Description: Ruth Jefferson is a labor and delivery nurse at a Connecticut hospital with more than twenty years’ experience. During her shift, Ruth begins a routine checkup on a newborn, only to be told a few minutes later that she’s been reassigned to another patient. The parents are white supremacists and don’t want Ruth, who is African American, to touch their child. The hospital complies with their request, but the next day, the baby goes into cardiac distress while Ruth is alone in the nursery. Does she obey orders or does she intervene?
Ruth hesitates before performing CPR and, as a result, is charged with a serious crime. Kennedy McQuarrie, a white public defender, takes her case but gives unexpected advice: Kennedy insists that mentioning race in the courtroom is not a winning strategy. Conflicted by Kennedy’s counsel, Ruth tries to keep life as normal as possible for her family—especially her teenage son—as the case becomes a media sensation. As the trial moves forward, Ruth and Kennedy must gain each other’s trust, and come to see that what they’ve been taught their whole lives about others—and themselves—might be wrong.
With incredible empathy, intelligence, and candor, Jodi Picoult tackles race, privilege, prejudice, justice, and compassion—and doesn’t offer easy answers. Small Great Things is a remarkable achievement from a writer at the top of her game.
I have read a few of Jodi Picoult’s novel and she never ceases to amaze me.

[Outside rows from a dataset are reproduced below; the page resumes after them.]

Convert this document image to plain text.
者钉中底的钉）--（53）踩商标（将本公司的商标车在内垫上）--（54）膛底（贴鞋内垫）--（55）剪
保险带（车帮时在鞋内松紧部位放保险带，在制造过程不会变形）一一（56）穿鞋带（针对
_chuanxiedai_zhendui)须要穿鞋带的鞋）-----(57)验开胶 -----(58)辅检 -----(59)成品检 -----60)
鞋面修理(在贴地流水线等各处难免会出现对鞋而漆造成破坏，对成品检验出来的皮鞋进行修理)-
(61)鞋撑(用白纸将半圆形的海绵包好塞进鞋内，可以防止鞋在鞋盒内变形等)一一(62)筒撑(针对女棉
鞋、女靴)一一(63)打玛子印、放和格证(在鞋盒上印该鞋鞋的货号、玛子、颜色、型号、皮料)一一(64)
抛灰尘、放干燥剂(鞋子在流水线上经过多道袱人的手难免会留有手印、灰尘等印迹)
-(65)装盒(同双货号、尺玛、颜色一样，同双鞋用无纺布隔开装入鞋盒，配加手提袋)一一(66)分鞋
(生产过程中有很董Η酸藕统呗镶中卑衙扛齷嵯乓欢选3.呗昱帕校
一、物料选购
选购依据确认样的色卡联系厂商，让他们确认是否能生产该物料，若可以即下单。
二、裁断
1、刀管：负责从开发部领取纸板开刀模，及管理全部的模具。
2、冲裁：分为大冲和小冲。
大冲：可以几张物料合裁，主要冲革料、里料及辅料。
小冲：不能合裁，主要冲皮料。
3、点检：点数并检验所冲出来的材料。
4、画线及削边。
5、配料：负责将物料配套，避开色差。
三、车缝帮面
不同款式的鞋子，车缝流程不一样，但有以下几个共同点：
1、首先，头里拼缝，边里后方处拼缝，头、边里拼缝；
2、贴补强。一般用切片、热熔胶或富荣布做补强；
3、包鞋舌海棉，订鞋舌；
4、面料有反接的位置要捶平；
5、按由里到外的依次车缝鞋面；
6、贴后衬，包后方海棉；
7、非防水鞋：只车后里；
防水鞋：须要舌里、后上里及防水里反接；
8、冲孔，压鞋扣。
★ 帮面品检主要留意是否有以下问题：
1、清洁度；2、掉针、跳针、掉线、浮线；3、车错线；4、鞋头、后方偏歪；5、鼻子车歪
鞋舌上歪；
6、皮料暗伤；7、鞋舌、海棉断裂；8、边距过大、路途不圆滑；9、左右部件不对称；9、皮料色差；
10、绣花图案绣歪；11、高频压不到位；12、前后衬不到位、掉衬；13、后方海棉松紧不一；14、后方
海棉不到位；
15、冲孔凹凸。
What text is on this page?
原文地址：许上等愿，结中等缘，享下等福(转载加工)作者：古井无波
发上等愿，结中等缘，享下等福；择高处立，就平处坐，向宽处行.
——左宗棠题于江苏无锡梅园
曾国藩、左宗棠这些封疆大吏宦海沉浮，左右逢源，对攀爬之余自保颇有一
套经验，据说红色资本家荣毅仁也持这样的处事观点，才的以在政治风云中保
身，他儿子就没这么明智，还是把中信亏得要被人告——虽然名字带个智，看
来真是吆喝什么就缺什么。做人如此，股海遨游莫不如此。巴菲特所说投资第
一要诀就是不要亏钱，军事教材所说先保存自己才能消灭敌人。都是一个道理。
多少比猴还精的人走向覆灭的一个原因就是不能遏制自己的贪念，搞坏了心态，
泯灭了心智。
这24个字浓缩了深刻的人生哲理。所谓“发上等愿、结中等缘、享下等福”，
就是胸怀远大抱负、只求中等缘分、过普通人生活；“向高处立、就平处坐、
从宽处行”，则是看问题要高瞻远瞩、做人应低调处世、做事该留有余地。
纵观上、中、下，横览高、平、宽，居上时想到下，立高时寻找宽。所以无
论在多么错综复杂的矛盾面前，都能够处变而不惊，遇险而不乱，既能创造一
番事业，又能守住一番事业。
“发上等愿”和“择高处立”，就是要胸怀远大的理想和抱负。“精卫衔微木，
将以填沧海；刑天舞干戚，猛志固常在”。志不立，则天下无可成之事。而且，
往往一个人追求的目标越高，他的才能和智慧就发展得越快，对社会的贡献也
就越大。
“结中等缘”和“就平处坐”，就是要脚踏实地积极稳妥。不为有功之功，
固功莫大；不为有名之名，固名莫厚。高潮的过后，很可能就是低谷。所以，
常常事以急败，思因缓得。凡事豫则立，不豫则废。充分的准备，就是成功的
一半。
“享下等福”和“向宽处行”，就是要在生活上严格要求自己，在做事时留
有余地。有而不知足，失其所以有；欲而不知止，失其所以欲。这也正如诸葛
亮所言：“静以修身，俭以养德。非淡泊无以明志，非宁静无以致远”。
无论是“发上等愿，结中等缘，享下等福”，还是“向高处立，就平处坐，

With Small Great Things, Picoult creates an extremely relevant and plausible story exploring race, privilege, and prejudice. With so many stories currently in the news about racial injustice, this is a timely book, just released on October 11th, that really explores the depth of our prejudices and how ingrained they might be.
The shifting perspectives throughout the book were key to the authenticity of this novel. Going from a chapter from Turk’s white supremacist perspective to a chapter from Ruth’s point of view is what made this book relevant. Had the novel been told entirely from the viewpoint of one narrator, it would’ve been biased. Capturing the emotions and beliefs of each of the characters provided the opportunity for this dialogue in a way that our own society has yet to manage.
The African American nurse Ruth who was embroiled in the legal battle was incredibly fascinating, particularly because she did everything “right” in the racial/societal sense. She studied hard, graduated college, became a nurse, and even lived in a white neighborhood. Yet, when all was said and done it came down to the color of her skin and while it is a reality of our world, it was still surprising.
Jodi Picoult did an amazing job capturing this critical issue and in this case, it was also quite clear what the underlying problems were. However, I do hope that cases stop being lumped together and people start to see each individual scenario for what it is.
About the Author:
Jodi Picoult is the author of twenty-three novels, including the #1 New York Times bestsellers Leaving Time, The Storyteller, Lone Wolf, Between the Lines, Sing You Home, House Rules, Handle with Care, Change of Heart, Nineteen Minutes, and My Sister’s Keeper. She lives in New Hampshire with her husband and three children. http://www.jodipicoult.com/
*I received this ARC through NetGalley in exchange for an honest review. This does not affect my opinion of the book or the content of my review.